If you had attended the South School in Hartford, Connecticut during the 1880s, you were eligible to join the South School Association of the Eighties. The concept was not new, and an association for those who attended the school in the 1870s already existed. The eighties group met for the first time, in the Assembly Hall of their old school, on October 28, 1921. Their nickname was soon the South School Gang.
Handwritten meeting minutes were kept in a notebook until 1940. They note attendance at the meetings, who should be included in the membership committee (two members of each class), those who would be arranging the annual assembly for the following year, and similar information regarding the running of the club.
In addition to the minutes, the collection includes financial statements, and a bank book, covering much of club’s existence. Dues were $1 per family each year. This money covered the cost of rentals for gang gatherings, frankfurters, ice cream, and, especially as time went on, bouquets of flowers for families of members who passed away. Additional items in the collection are an address book with member names and addresses, newspaper clippings about gang activities, and correspondence. The gangsters who contributed the most to the collection were Mrs. Grace Kilby, J.W. Tyroll, Raoul W. D’Arche, and William J. O’Brien.

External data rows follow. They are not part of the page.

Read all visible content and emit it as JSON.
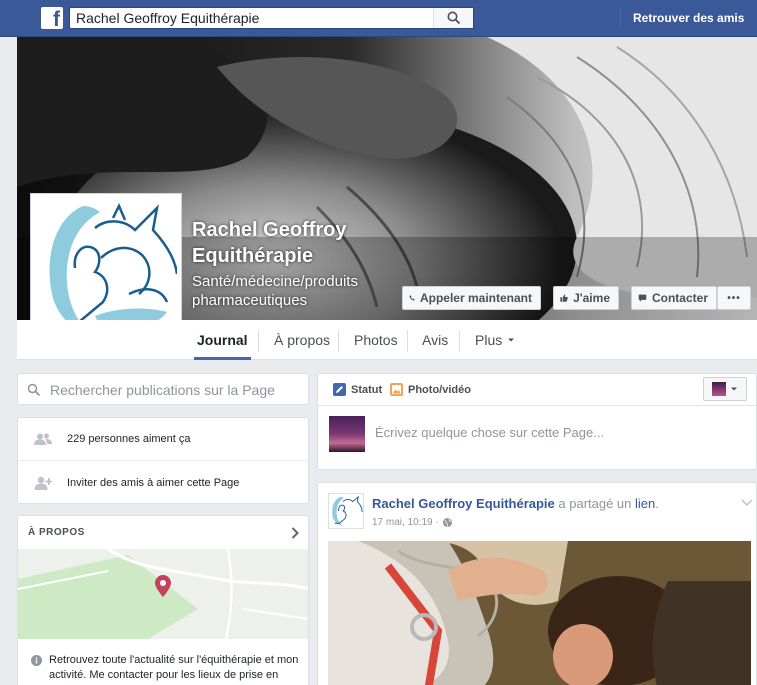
{
  "topbar": {
    "logo": "f",
    "search_value": "Rachel Geoffroy Equithérapie",
    "find_friends": "Retrouver des amis",
    "brand_color": "#3b5998"
  },
  "page": {
    "name": "Rachel Geoffroy Equithérapie",
    "category": "Santé/médecine/produits pharmaceutiques"
  },
  "actions": {
    "call": "Appeler maintenant",
    "like": "J'aime",
    "contact": "Contacter",
    "more": "•••"
  },
  "tabs": [
    "Journal",
    "À propos",
    "Photos",
    "Avis",
    "Plus"
  ],
  "left": {
    "search_placeholder": "Rechercher publications sur la Page",
    "likes": "229 personnes aiment ça",
    "invite": "Inviter des amis à aimer cette Page",
    "about_heading": "À PROPOS",
    "about_text": "Retrouvez toute l'actualité sur l'équithérapie et mon activité. Me contacter pour les lieux de prise en charge."
  },
  "composer": {
    "status": "Statut",
    "photo_video": "Photo/vidéo",
    "placeholder": "Écrivez quelque chose sur cette Page..."
  },
  "post": {
    "author": "Rachel Geoffroy Equithérapie",
    "action": "a partagé un",
    "link_word": "lien",
    "period": ".",
    "time": "17 mai, 10:19 ·"
  },
  "icons": [
    "search-icon",
    "phone-icon",
    "thumbs-up-icon",
    "message-icon",
    "people-icon",
    "add-friend-icon",
    "chevron-right-icon",
    "map-pin-icon",
    "info-icon",
    "edit-icon",
    "photo-icon",
    "globe-icon",
    "chevron-down-icon"
  ]
}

By 1947, the number of remaining classmates was dwindling, their ages ranging from 76 to 85. The gang disbanded that year, donating the remainder of their treasury to the Newington Home and Hospital for Crippled Children (later the Newington Children’s Hospital and now part of the Connecticut Children’s Medical Center).
The date of the photo below is not certain, but obviously was taken in the hey-day of gang activity.
South School was later named for its principal, Chauncey Harris. According to Google Maps, a Chauncey Harris Park remains in the area of the school, in the block bordered by Buckingham Street (N), Park Street (S), Hudson Street (E), and Wadsworth Street (W).